Despite these imperfections, the pump was a major technological and engineering advance. As such, it owed much to the ingenuity of Hooke. The result was that, for the first time, it was possible to subject various materials and processes to a partial vacuum while setting up an identical control experiment in the air alongside the pump. Alternatively, the experiment could be performed in the receiver at normal atmospheric pressure and again when the air was removed. Boyle himself was quite aware of how innovative all this was, and the modern-day reader of the 1660 book senses the excitement and novelty of it.

How successful was the pump in developing a partial vacuum? As we shall see in experiments 17–19, Boyle reported that the level of mercury in a Torricellian barometer could be brought down to 1 in. above the surface of the mercury trough, indicating that the pressure had been reduced to ~ 3 % of its normal value (corresponding to an altitude of ~ 23 km).

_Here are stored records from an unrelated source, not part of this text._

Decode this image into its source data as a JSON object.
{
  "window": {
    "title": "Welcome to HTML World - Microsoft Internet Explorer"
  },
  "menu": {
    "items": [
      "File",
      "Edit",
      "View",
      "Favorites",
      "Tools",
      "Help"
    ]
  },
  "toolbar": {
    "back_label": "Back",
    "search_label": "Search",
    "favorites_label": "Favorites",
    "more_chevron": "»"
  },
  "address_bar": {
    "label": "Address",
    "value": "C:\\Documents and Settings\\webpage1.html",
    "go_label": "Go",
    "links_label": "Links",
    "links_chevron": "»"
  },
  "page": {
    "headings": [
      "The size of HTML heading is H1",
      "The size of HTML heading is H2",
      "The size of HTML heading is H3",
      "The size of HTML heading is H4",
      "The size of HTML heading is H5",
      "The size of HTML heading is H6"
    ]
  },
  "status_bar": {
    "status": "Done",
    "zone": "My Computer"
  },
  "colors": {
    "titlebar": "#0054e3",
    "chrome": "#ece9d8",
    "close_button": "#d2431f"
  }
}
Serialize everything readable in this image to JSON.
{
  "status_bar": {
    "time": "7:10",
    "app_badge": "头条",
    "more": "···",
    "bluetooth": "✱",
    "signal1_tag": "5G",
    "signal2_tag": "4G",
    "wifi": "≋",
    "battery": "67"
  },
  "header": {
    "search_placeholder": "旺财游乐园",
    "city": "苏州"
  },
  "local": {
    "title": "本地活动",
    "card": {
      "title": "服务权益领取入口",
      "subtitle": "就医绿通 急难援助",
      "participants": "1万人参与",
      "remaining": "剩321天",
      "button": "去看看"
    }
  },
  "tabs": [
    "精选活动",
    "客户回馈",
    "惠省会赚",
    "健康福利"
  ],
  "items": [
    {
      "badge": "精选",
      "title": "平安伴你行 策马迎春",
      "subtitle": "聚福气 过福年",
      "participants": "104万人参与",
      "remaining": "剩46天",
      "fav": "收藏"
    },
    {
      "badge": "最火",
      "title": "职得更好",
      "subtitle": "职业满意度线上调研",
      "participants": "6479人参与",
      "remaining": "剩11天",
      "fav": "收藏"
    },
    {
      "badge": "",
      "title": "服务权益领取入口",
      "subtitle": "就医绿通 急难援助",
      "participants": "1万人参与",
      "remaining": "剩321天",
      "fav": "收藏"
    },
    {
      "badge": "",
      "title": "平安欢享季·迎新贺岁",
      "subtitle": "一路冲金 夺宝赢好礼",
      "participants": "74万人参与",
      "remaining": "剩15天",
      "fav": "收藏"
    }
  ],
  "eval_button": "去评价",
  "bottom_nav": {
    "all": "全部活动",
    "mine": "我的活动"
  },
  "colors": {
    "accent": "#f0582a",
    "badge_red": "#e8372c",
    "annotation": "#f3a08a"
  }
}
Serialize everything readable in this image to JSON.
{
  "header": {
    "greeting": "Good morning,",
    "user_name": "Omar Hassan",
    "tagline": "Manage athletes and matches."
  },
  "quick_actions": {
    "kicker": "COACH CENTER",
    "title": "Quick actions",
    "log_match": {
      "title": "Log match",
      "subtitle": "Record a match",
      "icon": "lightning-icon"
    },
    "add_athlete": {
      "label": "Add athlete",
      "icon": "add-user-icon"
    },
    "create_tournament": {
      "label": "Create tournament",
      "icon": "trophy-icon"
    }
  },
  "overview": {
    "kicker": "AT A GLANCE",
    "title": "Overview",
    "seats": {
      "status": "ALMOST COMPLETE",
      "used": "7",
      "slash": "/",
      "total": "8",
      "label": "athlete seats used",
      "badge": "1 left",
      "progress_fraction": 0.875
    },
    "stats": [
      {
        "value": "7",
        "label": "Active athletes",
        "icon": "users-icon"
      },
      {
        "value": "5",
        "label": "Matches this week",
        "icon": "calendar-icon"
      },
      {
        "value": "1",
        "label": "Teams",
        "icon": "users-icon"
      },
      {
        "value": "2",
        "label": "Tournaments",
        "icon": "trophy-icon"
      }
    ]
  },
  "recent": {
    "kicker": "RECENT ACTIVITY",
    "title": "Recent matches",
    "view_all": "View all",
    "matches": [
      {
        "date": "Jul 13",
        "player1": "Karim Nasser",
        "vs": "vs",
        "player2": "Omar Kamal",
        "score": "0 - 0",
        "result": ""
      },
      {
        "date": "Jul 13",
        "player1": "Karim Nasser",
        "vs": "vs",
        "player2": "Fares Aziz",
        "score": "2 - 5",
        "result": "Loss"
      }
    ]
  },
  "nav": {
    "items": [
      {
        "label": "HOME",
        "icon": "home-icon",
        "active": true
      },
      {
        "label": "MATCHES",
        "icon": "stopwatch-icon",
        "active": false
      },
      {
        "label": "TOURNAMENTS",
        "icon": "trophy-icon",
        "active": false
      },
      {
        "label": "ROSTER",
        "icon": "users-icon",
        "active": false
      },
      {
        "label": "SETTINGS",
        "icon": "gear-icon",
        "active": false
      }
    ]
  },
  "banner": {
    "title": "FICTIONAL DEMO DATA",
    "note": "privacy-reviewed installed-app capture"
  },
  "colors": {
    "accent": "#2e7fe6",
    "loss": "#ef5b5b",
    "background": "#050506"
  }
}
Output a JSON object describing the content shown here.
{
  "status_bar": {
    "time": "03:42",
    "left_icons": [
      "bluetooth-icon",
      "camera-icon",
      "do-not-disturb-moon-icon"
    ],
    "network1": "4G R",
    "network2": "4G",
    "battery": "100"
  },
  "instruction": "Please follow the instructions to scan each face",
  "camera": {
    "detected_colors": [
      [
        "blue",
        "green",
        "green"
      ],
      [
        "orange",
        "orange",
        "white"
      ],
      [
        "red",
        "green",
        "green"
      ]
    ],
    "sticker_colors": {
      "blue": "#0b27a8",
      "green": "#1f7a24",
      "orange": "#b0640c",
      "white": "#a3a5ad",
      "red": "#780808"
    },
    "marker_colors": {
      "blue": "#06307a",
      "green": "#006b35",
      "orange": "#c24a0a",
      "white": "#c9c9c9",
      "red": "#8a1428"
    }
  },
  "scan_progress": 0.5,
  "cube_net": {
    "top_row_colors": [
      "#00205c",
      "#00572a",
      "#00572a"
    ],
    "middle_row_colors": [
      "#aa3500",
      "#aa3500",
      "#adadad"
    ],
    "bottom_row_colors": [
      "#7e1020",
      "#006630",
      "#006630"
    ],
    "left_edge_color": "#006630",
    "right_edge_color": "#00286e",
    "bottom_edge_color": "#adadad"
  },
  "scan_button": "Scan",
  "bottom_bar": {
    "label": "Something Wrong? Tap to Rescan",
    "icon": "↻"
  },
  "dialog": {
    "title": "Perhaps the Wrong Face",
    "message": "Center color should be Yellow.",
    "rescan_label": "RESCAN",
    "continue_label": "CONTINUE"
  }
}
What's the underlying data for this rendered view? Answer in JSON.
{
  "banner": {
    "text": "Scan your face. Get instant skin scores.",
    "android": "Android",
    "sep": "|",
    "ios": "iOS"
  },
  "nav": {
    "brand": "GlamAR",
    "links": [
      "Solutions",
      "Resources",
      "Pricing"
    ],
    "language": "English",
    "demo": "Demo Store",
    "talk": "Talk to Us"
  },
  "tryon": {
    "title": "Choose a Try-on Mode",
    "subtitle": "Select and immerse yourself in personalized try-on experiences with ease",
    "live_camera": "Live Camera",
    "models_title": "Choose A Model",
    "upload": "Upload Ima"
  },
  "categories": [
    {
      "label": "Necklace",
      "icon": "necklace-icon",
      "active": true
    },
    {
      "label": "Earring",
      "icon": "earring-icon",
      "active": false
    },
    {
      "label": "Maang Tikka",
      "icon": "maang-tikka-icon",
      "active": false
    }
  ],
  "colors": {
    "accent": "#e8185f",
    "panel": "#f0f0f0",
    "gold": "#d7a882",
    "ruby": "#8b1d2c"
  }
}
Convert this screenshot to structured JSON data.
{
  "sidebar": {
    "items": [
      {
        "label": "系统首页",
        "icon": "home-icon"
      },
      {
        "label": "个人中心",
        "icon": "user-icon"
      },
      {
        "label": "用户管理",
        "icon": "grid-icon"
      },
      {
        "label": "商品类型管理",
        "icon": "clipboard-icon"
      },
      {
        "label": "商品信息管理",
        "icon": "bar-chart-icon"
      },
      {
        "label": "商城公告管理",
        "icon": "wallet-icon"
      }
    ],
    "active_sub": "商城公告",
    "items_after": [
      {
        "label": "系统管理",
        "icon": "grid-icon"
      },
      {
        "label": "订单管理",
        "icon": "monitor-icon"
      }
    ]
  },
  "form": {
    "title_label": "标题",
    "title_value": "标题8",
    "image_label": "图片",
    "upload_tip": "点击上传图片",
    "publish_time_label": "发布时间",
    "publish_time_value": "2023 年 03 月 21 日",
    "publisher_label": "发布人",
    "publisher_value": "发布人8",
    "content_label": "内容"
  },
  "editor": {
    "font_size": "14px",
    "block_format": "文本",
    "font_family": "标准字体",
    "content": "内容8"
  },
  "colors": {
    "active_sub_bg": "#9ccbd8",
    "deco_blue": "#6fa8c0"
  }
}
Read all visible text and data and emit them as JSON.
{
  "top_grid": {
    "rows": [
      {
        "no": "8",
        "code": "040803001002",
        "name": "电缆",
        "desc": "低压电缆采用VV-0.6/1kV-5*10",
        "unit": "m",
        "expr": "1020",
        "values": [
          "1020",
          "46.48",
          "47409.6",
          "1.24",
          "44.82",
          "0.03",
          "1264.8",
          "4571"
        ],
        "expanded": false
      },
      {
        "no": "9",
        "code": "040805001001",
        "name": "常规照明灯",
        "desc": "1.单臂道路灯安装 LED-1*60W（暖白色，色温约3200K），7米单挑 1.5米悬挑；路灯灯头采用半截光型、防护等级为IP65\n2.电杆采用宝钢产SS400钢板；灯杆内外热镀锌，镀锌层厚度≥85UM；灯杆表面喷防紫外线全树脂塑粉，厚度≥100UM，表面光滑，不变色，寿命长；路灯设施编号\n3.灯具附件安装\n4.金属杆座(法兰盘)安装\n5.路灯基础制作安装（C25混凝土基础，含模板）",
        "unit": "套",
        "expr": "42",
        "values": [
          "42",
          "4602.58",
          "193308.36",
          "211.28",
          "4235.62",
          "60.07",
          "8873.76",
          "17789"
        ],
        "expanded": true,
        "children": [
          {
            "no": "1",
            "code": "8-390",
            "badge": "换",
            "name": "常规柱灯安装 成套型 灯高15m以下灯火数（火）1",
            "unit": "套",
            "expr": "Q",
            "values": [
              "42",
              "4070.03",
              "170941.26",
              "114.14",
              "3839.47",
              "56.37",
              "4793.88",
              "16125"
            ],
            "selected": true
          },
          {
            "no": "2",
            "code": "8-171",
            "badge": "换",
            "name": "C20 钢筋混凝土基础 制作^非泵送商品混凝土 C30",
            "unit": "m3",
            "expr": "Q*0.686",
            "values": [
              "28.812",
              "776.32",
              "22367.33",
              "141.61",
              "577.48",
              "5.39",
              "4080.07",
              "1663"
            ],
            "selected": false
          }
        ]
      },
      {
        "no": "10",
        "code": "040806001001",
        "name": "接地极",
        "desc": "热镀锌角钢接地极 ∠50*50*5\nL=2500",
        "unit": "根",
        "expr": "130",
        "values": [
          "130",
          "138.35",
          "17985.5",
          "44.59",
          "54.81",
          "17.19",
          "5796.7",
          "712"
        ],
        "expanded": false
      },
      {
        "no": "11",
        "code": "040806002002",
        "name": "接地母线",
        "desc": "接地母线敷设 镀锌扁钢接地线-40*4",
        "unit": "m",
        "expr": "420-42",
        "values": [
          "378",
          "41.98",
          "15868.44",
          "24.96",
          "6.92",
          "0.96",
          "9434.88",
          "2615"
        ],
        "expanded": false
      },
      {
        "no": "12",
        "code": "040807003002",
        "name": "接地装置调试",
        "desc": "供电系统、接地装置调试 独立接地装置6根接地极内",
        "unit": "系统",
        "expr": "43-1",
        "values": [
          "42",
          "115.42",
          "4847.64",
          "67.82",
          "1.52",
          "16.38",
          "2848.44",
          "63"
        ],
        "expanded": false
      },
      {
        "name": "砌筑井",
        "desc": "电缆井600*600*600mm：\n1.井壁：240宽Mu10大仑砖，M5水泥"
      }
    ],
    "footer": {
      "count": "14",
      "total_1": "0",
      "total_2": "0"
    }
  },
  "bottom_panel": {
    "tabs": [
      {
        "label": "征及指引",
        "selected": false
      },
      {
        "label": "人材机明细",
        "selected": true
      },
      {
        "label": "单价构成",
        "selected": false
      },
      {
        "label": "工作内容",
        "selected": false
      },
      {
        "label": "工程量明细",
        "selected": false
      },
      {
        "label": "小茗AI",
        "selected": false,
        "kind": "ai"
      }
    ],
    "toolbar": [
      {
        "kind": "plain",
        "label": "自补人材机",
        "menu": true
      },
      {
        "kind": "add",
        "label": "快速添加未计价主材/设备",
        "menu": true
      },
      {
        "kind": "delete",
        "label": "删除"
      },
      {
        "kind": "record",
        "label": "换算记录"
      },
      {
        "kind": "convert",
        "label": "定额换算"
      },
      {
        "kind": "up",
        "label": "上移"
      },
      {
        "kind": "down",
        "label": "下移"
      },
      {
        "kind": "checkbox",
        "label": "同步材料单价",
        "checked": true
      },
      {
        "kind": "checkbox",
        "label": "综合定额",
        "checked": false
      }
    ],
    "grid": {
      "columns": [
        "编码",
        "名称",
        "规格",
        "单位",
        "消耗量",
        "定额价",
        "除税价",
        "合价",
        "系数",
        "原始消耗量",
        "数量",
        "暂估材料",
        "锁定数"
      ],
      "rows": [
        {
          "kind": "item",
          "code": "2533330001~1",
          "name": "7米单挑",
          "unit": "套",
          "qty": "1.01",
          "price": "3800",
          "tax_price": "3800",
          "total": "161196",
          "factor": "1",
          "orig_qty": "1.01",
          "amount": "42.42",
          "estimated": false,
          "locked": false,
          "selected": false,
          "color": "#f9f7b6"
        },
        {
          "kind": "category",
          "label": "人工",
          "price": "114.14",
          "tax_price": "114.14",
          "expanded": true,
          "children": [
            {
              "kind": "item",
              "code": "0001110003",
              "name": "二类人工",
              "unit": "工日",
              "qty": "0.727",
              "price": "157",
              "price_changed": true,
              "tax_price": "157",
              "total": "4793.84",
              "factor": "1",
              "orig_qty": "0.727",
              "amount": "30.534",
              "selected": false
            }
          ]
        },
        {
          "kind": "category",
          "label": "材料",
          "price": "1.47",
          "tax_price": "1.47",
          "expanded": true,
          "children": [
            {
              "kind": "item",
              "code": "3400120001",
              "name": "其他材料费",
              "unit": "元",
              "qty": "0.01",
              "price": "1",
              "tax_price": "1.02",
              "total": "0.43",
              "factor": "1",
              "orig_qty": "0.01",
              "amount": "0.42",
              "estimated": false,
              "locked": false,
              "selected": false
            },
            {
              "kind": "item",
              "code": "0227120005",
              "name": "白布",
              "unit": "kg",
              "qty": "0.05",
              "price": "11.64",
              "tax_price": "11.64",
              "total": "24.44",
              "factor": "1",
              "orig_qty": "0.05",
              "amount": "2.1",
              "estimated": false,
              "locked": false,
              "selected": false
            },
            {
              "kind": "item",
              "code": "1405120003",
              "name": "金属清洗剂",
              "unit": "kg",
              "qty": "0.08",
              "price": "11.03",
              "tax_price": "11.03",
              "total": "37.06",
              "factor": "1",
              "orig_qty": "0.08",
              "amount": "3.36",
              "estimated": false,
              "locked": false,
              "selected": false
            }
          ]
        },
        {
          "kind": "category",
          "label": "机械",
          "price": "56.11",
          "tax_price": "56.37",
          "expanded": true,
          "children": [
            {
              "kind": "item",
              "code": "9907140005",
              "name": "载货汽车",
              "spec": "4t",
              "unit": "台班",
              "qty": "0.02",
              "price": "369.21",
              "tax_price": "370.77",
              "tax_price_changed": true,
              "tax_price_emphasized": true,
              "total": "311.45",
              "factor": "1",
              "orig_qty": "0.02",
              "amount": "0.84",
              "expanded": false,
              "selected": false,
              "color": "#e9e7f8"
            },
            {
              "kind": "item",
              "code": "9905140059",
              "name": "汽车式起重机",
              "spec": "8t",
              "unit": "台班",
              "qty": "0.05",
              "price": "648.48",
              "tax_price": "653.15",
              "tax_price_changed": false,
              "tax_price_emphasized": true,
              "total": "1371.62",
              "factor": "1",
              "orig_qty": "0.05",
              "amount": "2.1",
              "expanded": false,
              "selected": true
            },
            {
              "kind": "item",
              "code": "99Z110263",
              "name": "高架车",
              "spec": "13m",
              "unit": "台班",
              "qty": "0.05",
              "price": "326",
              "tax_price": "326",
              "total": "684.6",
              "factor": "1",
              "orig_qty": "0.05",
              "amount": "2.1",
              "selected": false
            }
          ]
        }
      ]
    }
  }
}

Again, in experiment 33, Boyle pumped down to a good vacuum and found that it then required ~ 150 lbs. of weight on the piston to pull it down. If we take the diameter of the piston as 3 in., this represents essentially full atmospheric pressure.

As indicated above, Boyle reported 43 separate experiments [13, 16]. However, some of these are clearly related, and it is convenient for us to divide them into seven groups. Because the work was done nearly 350 years ago, it is not surprising that some experiments are more interesting than others. In particular, physiology was in its infancy in 1660, and the experiments reported here precede the important studies of Boyle himself and those of Hooke, Lower, and Mayow later in the century. It should be remembered that Boyle’s book appeared only 32 years after William Harvey’s groundbreaking De Motu Cordis [15], which ushered in a revolution in physiology. Interestingly, Boyle was one of Harvey’s patients because of his weak eyes.